I've mentioned before that I have a passion for early childhood education. In particular, I'm passionate about the movement beyond a heavily-structured, academic-based education system for young children, into a system that focuses more on self-paced discovery and creativity.
I've recently been reading up on introducing and incorporating art into a toddler's day-to-day life. Inspired by some recommendations from The Artful Parent blog (which you really should check out, as it's brilliant), I purchased Young at Art and First Art from Amazon.
Young at Art by Susan Striker
The positive - This book explains some really innovative ways to introduce art to young children. The author also lists supplemental books, songs, and activities that would help one form a complete preschool art curriculum.
The negative - I found the author's tone unpleasant and rather artier-than-thou. It seems as though Striker's opinion is that there is one correct way to go about introducing and implementing art in a child's life, and anything else is forbidden. Her list of rules is full of "never"s and absolutes, two things that make me cringe when speaking of working with children.
Flipping to a random excerpt from the book, I find Striker talking about a preschool teacher cutting a fingerpainting into the shape of a turkey and writing the child's name across the front:
"After freely experimenting with the materials, the child may have felt that he had done something wrong. Otherwise, why would the teacher have found it necessary to alter his work so as to make it unrecognizable? Any painterly effects the child may have made were totally obliterated when the teacher wrote his name over the front of the picture. Even if the rest of the picture had been left alone, the teacher's addition of the written word would have been enough to alter the design and placement of the original work. [...] Taking scissors to the completed painting is an attack on the child and his or her sense of self-worth."
That's an awful lot of projecting Striker is engaging in on the part of the child, not to mention the gross generalizations she's making regarding children's emotions.
Her inflammatory language does nothing to drive home her point that free-form art is more valuable than product-oriented projects for young children. Instead, it only serves to alienate and guilt parents who may occasionally engage their children in activities designed to "make something."
Aside from the off-putting tone, this book could do with some serious editing. The author repeats the same information and opinions ad nauseum. Had she cut down on all the proselyting of her One True Way and stated each point only once, the book could have been a nice-sized pamphlet.
The verdict - The formula for art introduction in this book is intense.

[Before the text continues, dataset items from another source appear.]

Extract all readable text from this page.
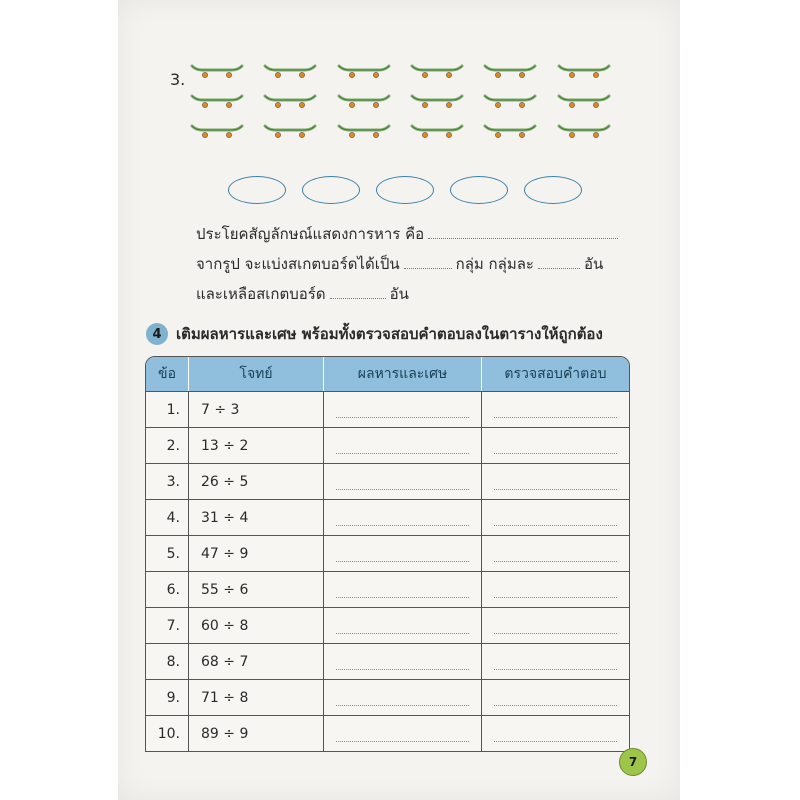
3.
ประโยคสัญลักษณ์แสดงการหาร คือ
จากรูป จะแบ่งสเกตบอร์ดได้เป็น	กลุ่ม กลุ่มละ	อัน
และเหลือสเกตบอร์ด	อัน
4 เติมผลหารและเศษ พร้อมทั้งตรวจสอบคำตอบลงในตารางให้ถูกต้อง
ข้อ	โจทย์	ผลหารและเศษ	ตรวจสอบคำตอบ
1.	7 ÷ 3		
2.	13 ÷ 2		
3.	26 ÷ 5		
4.	31 ÷ 4		
5.	47 ÷ 9		
6.	55 ÷ 6		
7.	60 ÷ 8		
8.	68 ÷ 7		
9.	71 ÷ 8		
10.	89 ÷ 9		
7
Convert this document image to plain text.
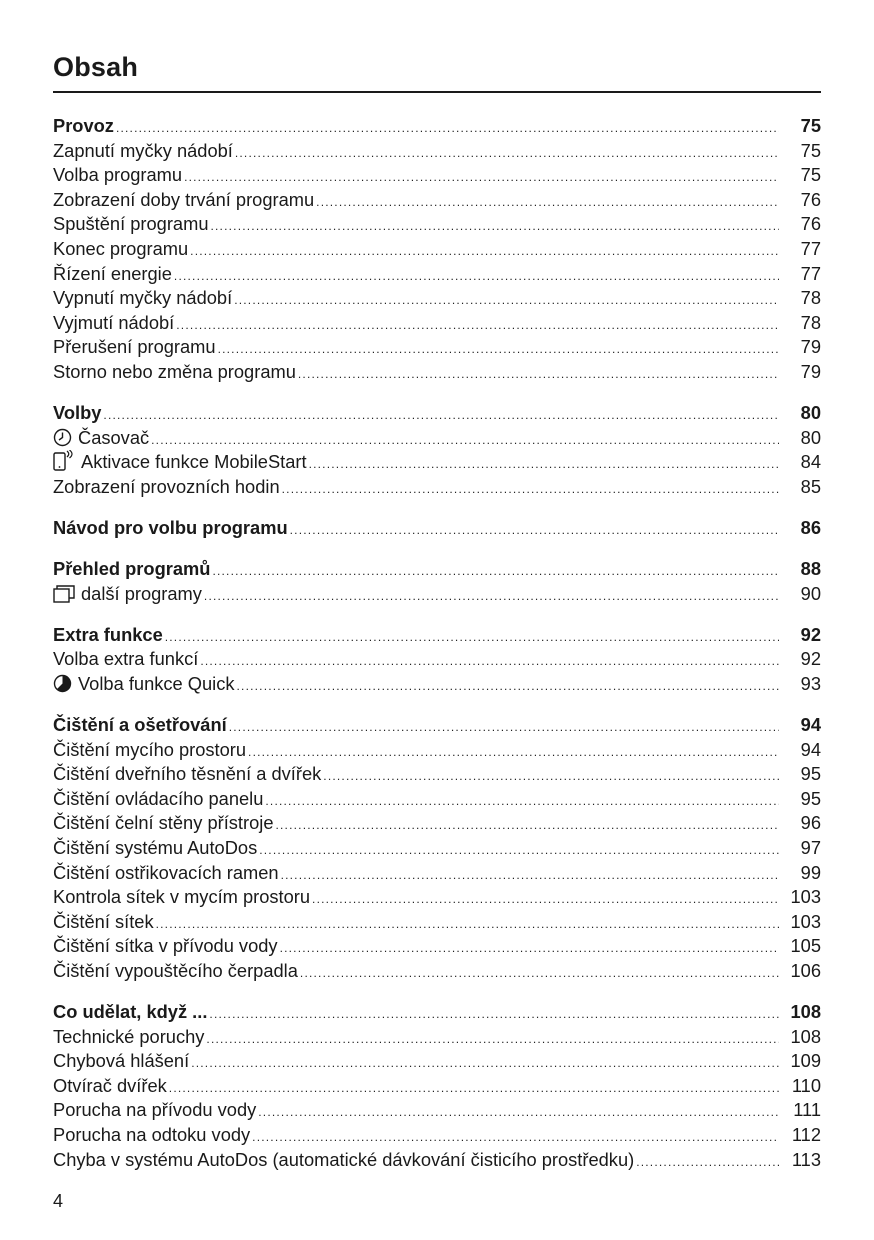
Obsah
Provoz .....	75
Zapnutí myčky nádobí .....	75
Volba programu .....	75
Zobrazení doby trvání programu .....	76
Spuštění programu .....	76
Konec programu .....	77
Řízení energie .....	77
Vypnutí myčky nádobí .....	78
Vyjmutí nádobí .....	78
Přerušení programu .....	79
Storno nebo změna programu .....	79
Volby .....	80
Časovač .....	80
Aktivace funkce MobileStart .....	84
Zobrazení provozních hodin .....	85
Návod pro volbu programu .....	86
Přehled programů .....	88
další programy .....	90
Extra funkce .....	92
Volba extra funkcí .....	92
Volba funkce Quick .....	93
Čištění a ošetřování .....	94
Čištění mycího prostoru .....	94
Čištění dveřního těsnění a dvířek .....	95
Čištění ovládacího panelu .....	95
Čištění čelní stěny přístroje .....	96
Čištění systému AutoDos .....	97
Čištění ostřikovacích ramen .....	99
Kontrola sítek v mycím prostoru .....	103
Čištění sítek .....	103
Čištění sítka v přívodu vody .....	105
Čištění vypouštěcího čerpadla .....	106
Co udělat, když ... .....	108
Technické poruchy .....	108
Chybová hlášení .....	109
Otvírač dvířek .....	110
Porucha na přívodu vody .....	111
Porucha na odtoku vody .....	112
Chyba v systému AutoDos (automatické dávkování čisticího prostředku) .....	113
4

One is to introduce colors in a specific order, discuss art in a way that does not always come naturally to the average person, and be ever vigilant not to stifle "creative urges" like coloring on the walls or painting a brand new scooter without permission. I imagine if one is interested in raising an art prodigy, the lessons in this book would serve them well. For those of us who just want some new ideas of ways to make art accessible and fun for our kids, wading through the preaching is wearisome. I tend to feel that if something I'm doing with my child is taking an inordinate amount of effort on my part, I'm doing it wrong.
First Art by MaryAnn F. Kohl
In every area that Young at Art let me down, First Art made up for the deficit.
The style is well laid out and succinct. Chapters are arranged by type of art (paint, dough and clay, drawing and marking, sticking and gluing, making prints, homemade props), and projects are arranged in order of complexity. Each project clearly lists materials needed, outlines the adult's role in preparing the project, and includes tips to make the project more successful.
The projects are fun! From the very basics of introducing finger paints in an engaging way for toddlers, to making bubble prints, this book gives a multitude of ideas for making art accessible and engaging to little ones.
Kohl's opinions about art and children are actually similar to Stiker's in many ways. Both believe in process over product, providing materials and allowing children to take the reigns, and making art an everyday occurrence in the home. Kohl just manages to share her thoughts in a way that empowers and encourages rather than Striker's style of telling parents every way in which they're screwing their kids up.
I'm eager, now, to have a go at some more of Kohl's books. Doesn't Big Messy Art sound awesome? Do you have any recommendations of children's art books/blogs/websites to share?